Selanjutnya kami tancap gas lagi. Dengan tersengal-sengal, akhirnya kami menemukan tujuan. Segera kami memperlihatkan tiket dan paspor pada petugas, lalu memasuki pesawat. Huff!

Tiba di pesawat aku sudah kaget melihat tampang orang-orangnya sudah berbeda. Penumpangnya 90 persen orang-orang India yang tampaknya lagi mudik pulang kampung. Rasanya kala itu aku seperti sudah tiba di India. Apalagi aroma India telah terasa menggoda bulu hidung.

Sulit dilukiskan dengan kata betapa leganya hati begitu pesawat take off menuju Delhi. Kalau tahu akan begini, jauh-jauh hari aku akan latihan lari. Jadinya tidak seperti sekarang, jantung seperti mau rontok.

Awalnya aku merasa biasa saja, penerbangan melaju dengan nyaman. Tetapi lambat laun rasa mual itu kembali memuncak. Sejak penerbangan kedua ini, aku mulai rajin bolak-balik ke toilet. Karena aku sudah tidak bisa menahan rasa mual tersebut.

Jauh-jauh hari banyak orang mengingatkan diriku mengenai enaknya makanan di pesawat. Kata mereka, aku harus makan banyak-banyak, karena nikmat sekali. Benar saja, makanan dan minuman menggoda itu mengalir ke setiap penumpang.

Namun begitu dicoba rasanya kok tidak karuan? Aku makan hanya dua sendok selepas itu kembali mual. Sampai-sampai salah satu pramugari bertanya, “Tak enak badan kah? Mau minum?” ucapnya dengan logat Melayu.

Aku pun mengganguk menandakan bahwa diriku memang sedang tak enak badan. Aku menenangkan diri sembari mengoles minyak angin di ujung hidung dan kepalaku. Pramugari membantu dengan baik.

Akhirnya sekitar pukul 12 dini hari waktu India, pesawat tiba di bandara Delhi. Baru saja menginjakkan kaki ke luar bandara, tubuhku langsung berkeringat. Aku yang semula memakai jaket terpaksa melepasnya. Ternyata benar suhu malam di sana mencapai lebih dari 30 derajat Celcius.

Oh ya, ini kan musim panas. Aku kaget betapa panasnya iklim di India. Biasanya suhu 30 derajat itu aku rasakan saat siang hari, tapi kini

sudah tengah malam suhu tersebut masih bertahan. Bagaimana nanti siang harinya?
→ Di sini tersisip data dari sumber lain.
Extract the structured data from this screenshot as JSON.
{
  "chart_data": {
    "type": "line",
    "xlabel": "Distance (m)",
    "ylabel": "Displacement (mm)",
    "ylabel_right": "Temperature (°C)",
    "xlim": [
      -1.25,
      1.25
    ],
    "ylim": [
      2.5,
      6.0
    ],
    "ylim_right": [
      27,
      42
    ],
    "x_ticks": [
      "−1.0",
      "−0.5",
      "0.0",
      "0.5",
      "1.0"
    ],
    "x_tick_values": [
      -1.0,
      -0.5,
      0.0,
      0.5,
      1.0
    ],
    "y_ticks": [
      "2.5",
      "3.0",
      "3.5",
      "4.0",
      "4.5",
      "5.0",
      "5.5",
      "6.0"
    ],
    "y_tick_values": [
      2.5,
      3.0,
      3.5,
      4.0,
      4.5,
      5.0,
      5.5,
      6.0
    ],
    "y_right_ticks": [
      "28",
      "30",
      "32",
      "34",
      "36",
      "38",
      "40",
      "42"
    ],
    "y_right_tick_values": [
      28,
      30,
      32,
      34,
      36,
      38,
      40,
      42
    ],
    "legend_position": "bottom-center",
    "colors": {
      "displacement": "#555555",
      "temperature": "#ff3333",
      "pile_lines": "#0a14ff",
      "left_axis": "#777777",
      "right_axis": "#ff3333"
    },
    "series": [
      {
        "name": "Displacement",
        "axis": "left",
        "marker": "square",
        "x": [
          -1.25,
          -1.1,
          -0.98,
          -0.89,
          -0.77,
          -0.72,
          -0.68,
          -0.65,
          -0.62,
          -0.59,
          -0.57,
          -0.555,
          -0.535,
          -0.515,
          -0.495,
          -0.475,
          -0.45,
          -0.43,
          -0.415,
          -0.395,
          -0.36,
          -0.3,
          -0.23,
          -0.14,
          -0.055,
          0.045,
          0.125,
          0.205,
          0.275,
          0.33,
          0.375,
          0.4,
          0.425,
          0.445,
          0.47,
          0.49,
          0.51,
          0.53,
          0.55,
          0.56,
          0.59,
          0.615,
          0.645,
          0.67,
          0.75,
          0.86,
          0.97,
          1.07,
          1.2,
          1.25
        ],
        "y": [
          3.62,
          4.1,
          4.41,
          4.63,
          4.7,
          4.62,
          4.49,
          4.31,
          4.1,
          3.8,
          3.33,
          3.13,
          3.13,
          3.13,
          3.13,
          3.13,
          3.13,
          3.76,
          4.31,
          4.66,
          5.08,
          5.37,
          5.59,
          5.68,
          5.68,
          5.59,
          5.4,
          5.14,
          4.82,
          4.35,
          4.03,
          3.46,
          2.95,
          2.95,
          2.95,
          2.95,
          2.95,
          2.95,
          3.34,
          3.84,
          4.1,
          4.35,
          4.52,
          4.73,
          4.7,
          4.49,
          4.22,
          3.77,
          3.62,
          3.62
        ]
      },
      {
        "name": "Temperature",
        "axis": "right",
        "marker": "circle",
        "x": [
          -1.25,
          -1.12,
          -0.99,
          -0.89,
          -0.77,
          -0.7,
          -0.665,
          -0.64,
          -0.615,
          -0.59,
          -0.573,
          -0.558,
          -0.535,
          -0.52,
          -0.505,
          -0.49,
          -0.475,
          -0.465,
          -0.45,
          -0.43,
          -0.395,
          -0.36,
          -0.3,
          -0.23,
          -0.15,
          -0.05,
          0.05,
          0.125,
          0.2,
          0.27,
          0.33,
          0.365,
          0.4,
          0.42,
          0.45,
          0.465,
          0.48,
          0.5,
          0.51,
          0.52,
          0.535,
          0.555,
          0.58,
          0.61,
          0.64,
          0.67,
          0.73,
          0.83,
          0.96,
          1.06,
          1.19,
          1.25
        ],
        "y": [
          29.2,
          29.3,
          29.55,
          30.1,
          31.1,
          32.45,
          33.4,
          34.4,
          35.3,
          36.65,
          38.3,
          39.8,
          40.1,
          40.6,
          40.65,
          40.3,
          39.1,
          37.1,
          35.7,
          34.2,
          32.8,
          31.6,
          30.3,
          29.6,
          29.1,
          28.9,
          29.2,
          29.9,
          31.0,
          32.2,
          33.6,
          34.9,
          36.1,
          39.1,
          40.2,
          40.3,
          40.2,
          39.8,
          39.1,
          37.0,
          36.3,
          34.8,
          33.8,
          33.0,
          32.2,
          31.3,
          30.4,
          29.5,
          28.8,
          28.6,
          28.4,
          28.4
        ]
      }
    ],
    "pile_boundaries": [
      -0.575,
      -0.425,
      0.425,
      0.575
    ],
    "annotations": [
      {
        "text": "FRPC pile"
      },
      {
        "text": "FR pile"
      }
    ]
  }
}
Pertama tiba di Delhi aku merasakan benar-benar dunia yang berbeda. Suasananya, pemandangannya, kesibukannya, hingga penampakan orang-orangnya jauh berbeda. Aku memandang ke segala penjuru bandara. Kini apa yang akan aku lakukan tengah malam pekat begini ya? Ada yang bisa bantu?